I found a blog yesterday -- The Blessing of Verity. What an amazing mommy! I'm sure she wouldn't want me to say that. This lady has 11 children now. I think her husband is a carpenter. They don't have tons of money, and live in a smallish home. But oh my! Do they have big hearts.
Their 18 month old baby girl, Verity, has Down Syndrome. She's a doll, with adorable glasses. I would post pics here, but I didn't contact the mom, or ask permission, so I won't. They're doing all they can for Verity so she grows up to be as happy and healthy as she can be.
And then they decided they wanted to do an international adoption. Her blog site isn't well organized for searching for posts/events, but I think they saw a news special by Ann Curry about an orphanage in Serbia. And they started to look for their new baby, a special needs baby.
They found her. She's Katie. She's been with them now for 2 months. When they found her at a truly distressing orphanage a Central European country, she was only 10 lbs. But get this: Katie was 9 1/2 YEARS old.
I had to go back and read, and read posts, to verify this. It seemed impossible to me.
The child had been so neglected and malnourished, for so long, that her brain had shut down the grown hormone, and she'd stopped growing. She was so very thin in her arms and legs, with veins in her neck and temples showing. Pale white. So fragile. But they brought her home, and this mom has lovingly, gently nurtured her, slowly, patiently. At first Katie would only eat the tiniest bits of food, from the mom's fingertip. Now she's using a spoon.
I encourage you to go read about this. This is the Kingdom of God -- to take someone so close to death from a place of evil and bring her into love and light. That's what God has done for us, for each of His children. He gently, patiently cradles us and waits for us to respond to His grace.

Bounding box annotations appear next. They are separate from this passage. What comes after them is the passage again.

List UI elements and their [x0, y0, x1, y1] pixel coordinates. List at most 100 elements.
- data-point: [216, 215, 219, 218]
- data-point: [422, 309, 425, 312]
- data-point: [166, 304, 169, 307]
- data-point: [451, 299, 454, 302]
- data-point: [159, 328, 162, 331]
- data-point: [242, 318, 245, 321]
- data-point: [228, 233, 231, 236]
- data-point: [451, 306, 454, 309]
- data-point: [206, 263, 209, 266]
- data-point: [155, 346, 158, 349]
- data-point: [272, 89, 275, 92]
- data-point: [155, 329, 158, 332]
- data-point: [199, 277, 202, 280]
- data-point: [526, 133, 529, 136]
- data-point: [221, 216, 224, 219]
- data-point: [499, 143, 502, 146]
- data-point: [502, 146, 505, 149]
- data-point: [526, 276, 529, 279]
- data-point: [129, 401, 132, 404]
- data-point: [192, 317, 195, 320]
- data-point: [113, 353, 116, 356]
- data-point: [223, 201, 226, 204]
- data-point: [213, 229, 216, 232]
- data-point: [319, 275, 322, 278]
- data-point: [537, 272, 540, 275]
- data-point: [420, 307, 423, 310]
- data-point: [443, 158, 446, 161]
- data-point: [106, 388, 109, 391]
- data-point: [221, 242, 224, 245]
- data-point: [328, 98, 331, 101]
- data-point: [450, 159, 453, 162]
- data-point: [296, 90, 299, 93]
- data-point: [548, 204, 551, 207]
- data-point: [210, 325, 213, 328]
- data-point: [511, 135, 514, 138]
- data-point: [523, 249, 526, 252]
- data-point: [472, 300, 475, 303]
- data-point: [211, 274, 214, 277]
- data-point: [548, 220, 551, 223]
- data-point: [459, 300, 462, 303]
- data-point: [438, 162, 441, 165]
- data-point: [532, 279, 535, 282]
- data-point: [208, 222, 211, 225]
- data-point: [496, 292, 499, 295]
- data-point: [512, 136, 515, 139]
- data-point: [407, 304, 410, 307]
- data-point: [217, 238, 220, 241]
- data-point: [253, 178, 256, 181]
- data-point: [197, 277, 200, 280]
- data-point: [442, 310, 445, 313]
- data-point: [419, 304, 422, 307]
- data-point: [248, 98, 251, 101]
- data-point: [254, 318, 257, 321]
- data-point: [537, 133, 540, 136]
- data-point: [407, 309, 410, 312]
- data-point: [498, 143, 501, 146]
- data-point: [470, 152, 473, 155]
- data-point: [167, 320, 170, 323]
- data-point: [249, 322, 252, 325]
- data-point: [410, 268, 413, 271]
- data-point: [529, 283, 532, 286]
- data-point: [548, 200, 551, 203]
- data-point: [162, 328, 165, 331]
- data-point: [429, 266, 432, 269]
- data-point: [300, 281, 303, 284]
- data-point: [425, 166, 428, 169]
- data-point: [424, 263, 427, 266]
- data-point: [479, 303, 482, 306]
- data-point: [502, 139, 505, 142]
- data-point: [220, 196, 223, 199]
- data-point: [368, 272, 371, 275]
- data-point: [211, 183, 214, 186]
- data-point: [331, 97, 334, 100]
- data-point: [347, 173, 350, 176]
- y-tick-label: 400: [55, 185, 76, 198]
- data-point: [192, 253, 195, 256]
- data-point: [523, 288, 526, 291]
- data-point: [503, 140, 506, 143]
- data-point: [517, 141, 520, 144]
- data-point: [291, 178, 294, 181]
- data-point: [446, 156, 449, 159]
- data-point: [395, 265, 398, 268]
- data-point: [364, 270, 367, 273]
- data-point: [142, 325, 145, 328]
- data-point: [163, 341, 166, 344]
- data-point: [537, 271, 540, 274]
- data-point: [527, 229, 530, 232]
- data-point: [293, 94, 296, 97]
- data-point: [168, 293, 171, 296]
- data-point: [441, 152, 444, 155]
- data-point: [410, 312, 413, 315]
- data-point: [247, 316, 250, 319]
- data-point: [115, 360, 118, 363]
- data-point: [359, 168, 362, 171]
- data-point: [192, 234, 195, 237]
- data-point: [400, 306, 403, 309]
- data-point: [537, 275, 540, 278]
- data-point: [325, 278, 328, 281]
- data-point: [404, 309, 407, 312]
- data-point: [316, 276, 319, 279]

International adoption of special needs kids is a growing ministry. I know several couples our age who never had children. I think they wanted children. I'd encourage anyone who possibly can, to consider adopting a child like this. I know it's incredible work. I know you may fear that you could never love that child like you would your own. But you know what? You can't really know that, until the child is in your arms, and your heart breaks for the care that he/she needs. And even just a home that has love, and safety, and food, and fun, is exponentially better than the horrors these children are consigned to, for life, in mental institutions.
Down Syndrome children are consistently a joy and blessing to the families they're part of. I've read it over and over. Consider what Katie's lot would have been, if this family had not opened its heart to her. The heavenly treasures are mounding up for them. Are they for you? I hope so!